Further, bitchety bitch bitch. Yes, this is the bleakest version of these events, because, "Oh, they're very nice, there's always someone that you're happy you ran into," isn't very fun to type.
There are good parties within the filmed entertainment industry, of course. They tend to be smaller and less exclusive. Less vulgarly ambitious, star-fucky. The people at these who seem like they're on coke are actually on coke, and not just obnoxious. More fun, let's say.

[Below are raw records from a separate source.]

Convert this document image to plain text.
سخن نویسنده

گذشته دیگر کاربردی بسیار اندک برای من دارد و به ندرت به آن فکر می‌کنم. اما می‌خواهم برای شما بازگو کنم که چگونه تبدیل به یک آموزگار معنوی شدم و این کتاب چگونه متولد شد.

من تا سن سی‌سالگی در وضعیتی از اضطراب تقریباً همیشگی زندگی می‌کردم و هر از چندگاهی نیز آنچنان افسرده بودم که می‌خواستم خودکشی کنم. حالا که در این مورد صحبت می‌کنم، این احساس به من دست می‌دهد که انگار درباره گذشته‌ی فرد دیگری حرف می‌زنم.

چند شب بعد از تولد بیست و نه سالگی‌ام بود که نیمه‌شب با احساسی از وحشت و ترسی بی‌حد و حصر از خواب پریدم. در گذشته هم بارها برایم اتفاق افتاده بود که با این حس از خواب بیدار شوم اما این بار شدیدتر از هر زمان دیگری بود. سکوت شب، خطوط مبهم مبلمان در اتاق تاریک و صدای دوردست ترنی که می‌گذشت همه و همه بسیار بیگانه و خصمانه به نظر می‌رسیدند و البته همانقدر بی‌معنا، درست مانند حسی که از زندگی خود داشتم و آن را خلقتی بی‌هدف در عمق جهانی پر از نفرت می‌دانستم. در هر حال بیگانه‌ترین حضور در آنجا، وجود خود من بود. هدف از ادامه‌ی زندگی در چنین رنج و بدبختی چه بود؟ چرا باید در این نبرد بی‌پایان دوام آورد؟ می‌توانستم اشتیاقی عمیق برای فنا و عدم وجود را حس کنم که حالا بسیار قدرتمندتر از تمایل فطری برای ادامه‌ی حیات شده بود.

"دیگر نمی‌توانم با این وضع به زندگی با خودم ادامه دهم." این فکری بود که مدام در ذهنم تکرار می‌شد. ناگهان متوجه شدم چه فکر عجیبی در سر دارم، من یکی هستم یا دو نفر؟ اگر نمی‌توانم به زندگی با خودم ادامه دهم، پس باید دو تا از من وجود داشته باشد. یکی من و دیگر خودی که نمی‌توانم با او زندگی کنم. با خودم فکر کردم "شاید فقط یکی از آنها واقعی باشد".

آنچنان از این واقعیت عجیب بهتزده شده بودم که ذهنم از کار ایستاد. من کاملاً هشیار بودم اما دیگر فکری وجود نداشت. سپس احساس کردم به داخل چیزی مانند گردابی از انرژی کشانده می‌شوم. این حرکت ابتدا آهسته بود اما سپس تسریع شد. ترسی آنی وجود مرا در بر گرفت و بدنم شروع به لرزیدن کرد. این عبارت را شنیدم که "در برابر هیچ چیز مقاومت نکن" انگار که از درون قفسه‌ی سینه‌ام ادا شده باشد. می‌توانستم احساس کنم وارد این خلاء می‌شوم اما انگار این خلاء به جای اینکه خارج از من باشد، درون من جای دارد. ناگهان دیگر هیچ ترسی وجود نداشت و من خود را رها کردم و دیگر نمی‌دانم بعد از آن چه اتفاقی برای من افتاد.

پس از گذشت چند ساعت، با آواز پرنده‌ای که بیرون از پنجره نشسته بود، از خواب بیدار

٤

So I've been trying to come up with a working defense to the bad parties for some years now. Schedule conflicts was v1.1, which was followed by v1.2 -- unexcused absense. Then came v2, which was "try to fit in". That was icky, because I don't. I'd give myself points for trying, but I'd rather give myself points for pulling the plug on that one.
Finally v3, which I'll be trying out in the next little while. The theory behind it is that I will show up, but leave very early. Why? I don't want to have to risk befriending any strangers that I might have to be on the other side of down the road. I call it the "Bob Gibson" defense.
And now I am the deadliest unspecified filmed entertainment employee in the universe.
Posted by mrbrent at 12:58 PM
April 19, 2005
who wants to play risk?Re: the last post. Never mind.
Looks like someone ran out of Papa John's coupons.
Soon, the world will be able to again sleep peacefully, as we will have been re-poped.
Posted by mrbrent at 12:16 PM
what are they smokingIt's Tuesday morning, the 19th of April. And still no pope.
Even with all the Cardinals and their dinner-theater version of an Agatha Christie locked-room mystery, and the fun with smoke signals, still no pope.
What if some ecclesiastical emergency arises? Who popes then? What if God calls on the Batphone in the Vatican and someone answers who is not the pope? "No pope? You know who this is, right?" True, this day has no saints or feasts, but, what if? What is a moveable feast without a pope? Who popes the watchmen?
Posted by mrbrent at 10:28 AM
April 18, 2005
i'm trying to have a morning hereAt first I thought that Time was having an "In The Year 2000" retro issue. As usual, I was wrong.
At the supermarket on the way to work, I saw Ann Coulter's mysteriously slowly ageing face chewing up the scenery on the cover of the magazine. It scared the holy shit out of me.
And no, the cover story is no fond look back on Coulter's relentless whoring of her "I'm all hate-y" gimmick. It's a profile. Apparently, Carrot Top was all booked up this week.
Maybe the Time editors thought that a cover of no relevance whatsoever (except to her publisher) would be a restful tonic to a nation worn out by weeks of pope-pope-popitty-pope. Or maybe the editors lost a bet. Either way, I they're spending the $500 that Ron Silver gave them wisely.
[Note: I'm not going to link the cover, because, really, we've all seen the shot before. Imagine Coulter, leaning forward, counting-money-in-her-head smug, her weird old-lady legs in the foreground. Same shot that runs with every profile of her, and the same one I'll use to scare my children into compliance, should I have some.]